Fils d’un éminent généraliste de Saint-Gabriel-de-Brandon, au nord-est de Joliette, Albert Laurendeau fréquenta d’abord l’école du village, puis entra en 1872 à l’école normale Jacques-Cartier à Montréal. Une fois son diplôme obtenu, il étudia à l’école de médecine et de chirurgie de Montréal, alors affiliée au Victoria College de Cobourg, en Ontario. Diplômé et marié en 1879, il commença à pratiquer la médecine avec son père. Quatre enfants naîtraient de son mariage, trois filles et un garçon, Aldéric, qui opterait lui aussi pour la médecine.

Citoyen dévoué, Laurendeau fut maire de Saint-Gabriel-de-Brandon de 1889 à 1892. Naturellement, il consacra surtout sa vie aux malades et à la promotion de la santé publique. On le disait toujours disposé à soigner ses clients chez eux, à donner des leçons d’hygiène aux écoliers et à prôner la tempérance. Il conçut au moins un instrument de médecine, expérimenta divers traitements pour des maladies courantes et décrivit souvent ces innovations soit dans des rencontres professionnelles, soit dans les pages de deux périodiques montréalais, la Clinique et l’Union médicale du Canada.

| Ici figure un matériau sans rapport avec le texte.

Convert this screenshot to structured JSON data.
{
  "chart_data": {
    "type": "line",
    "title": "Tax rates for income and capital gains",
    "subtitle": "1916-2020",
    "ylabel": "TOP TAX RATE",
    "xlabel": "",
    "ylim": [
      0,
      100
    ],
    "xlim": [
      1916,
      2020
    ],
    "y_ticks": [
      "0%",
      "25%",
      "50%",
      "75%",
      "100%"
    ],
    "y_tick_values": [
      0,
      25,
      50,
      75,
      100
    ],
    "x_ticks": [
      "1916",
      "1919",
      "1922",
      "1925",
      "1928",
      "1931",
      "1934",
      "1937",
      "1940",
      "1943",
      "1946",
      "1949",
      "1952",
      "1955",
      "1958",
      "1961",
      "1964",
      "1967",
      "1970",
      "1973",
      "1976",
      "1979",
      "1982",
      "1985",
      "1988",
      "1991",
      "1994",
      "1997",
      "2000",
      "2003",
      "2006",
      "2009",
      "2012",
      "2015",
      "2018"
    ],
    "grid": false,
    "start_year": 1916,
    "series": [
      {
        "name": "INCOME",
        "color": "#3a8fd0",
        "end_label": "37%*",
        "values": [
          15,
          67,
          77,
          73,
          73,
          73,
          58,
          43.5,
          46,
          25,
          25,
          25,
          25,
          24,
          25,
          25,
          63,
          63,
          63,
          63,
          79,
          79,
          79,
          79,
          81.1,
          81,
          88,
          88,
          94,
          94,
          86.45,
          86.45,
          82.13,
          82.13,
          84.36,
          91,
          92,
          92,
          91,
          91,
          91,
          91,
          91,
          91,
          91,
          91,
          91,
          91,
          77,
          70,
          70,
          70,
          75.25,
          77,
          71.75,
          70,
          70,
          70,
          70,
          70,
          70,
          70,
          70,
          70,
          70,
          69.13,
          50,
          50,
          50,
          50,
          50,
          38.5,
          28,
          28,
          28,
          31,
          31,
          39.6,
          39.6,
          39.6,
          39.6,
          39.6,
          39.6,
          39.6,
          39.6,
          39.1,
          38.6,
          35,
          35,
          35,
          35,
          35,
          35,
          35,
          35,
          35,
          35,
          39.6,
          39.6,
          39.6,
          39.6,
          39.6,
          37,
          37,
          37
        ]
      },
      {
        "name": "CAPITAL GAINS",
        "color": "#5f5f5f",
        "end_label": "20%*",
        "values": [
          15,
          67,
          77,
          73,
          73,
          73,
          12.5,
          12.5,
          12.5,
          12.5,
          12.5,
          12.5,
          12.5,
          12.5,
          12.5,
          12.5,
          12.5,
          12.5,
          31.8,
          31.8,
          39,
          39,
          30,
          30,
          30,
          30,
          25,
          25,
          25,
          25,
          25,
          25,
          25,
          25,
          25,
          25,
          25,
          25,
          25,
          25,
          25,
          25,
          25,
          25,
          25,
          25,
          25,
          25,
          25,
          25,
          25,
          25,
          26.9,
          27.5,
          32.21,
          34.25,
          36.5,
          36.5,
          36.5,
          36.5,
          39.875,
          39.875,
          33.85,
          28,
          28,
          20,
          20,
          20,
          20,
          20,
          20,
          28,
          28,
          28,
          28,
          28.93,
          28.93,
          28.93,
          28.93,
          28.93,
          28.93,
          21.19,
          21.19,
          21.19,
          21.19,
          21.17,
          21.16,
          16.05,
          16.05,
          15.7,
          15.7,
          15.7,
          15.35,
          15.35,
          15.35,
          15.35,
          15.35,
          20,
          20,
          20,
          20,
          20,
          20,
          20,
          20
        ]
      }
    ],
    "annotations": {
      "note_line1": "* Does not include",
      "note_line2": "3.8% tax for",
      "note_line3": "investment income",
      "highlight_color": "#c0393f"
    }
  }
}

Il s’enorgueillirait particulièrement de n’avoir perdu que 12 des quelque 500 malades qu’il traita dans sa région pendant l’épidémie de grippe espagnole en 1918–1919.

La pratique de la médecine ne prenait pas tout le temps ni toute l’énergie de Laurendeau et ne satisfaisait pas complètement sa curiosité intellectuelle. En outre, elle ne lui rapportait pas assez pour subvenir aux besoins de sa famille. À divers moments de sa vie, comme d’autres médecins de la province de Québec, il fit des affaires – en l’occurrence des opérations bancaires d’escompte et la promotion de la fabrication de fibre de bois et de potasse. Une concurrence féroce et des honoraires insuffisants l’obligeaient à mener ce qu’il appelait, comme Darwin, cette « lutte pour la vie ». Une solution, adoptée par la Société médicale du district de Joliette en 1913, était l’uniformisation des honoraires : 1 ou 2 $ pour une visite à domicile, de 5 à 10 $ pour la réduction d’une fracture simple, de 40 à 60 $ pour une appendicectomie. Avec l’augmentation des revenus viendrait le prestige. « Le médecin doit occuper une position élevée dans la hiérarchie sociale, disait Laurendeau, et il ne peut tenir son rang, commander la confiance, le respect du public, sans avoir des revenus convenables. »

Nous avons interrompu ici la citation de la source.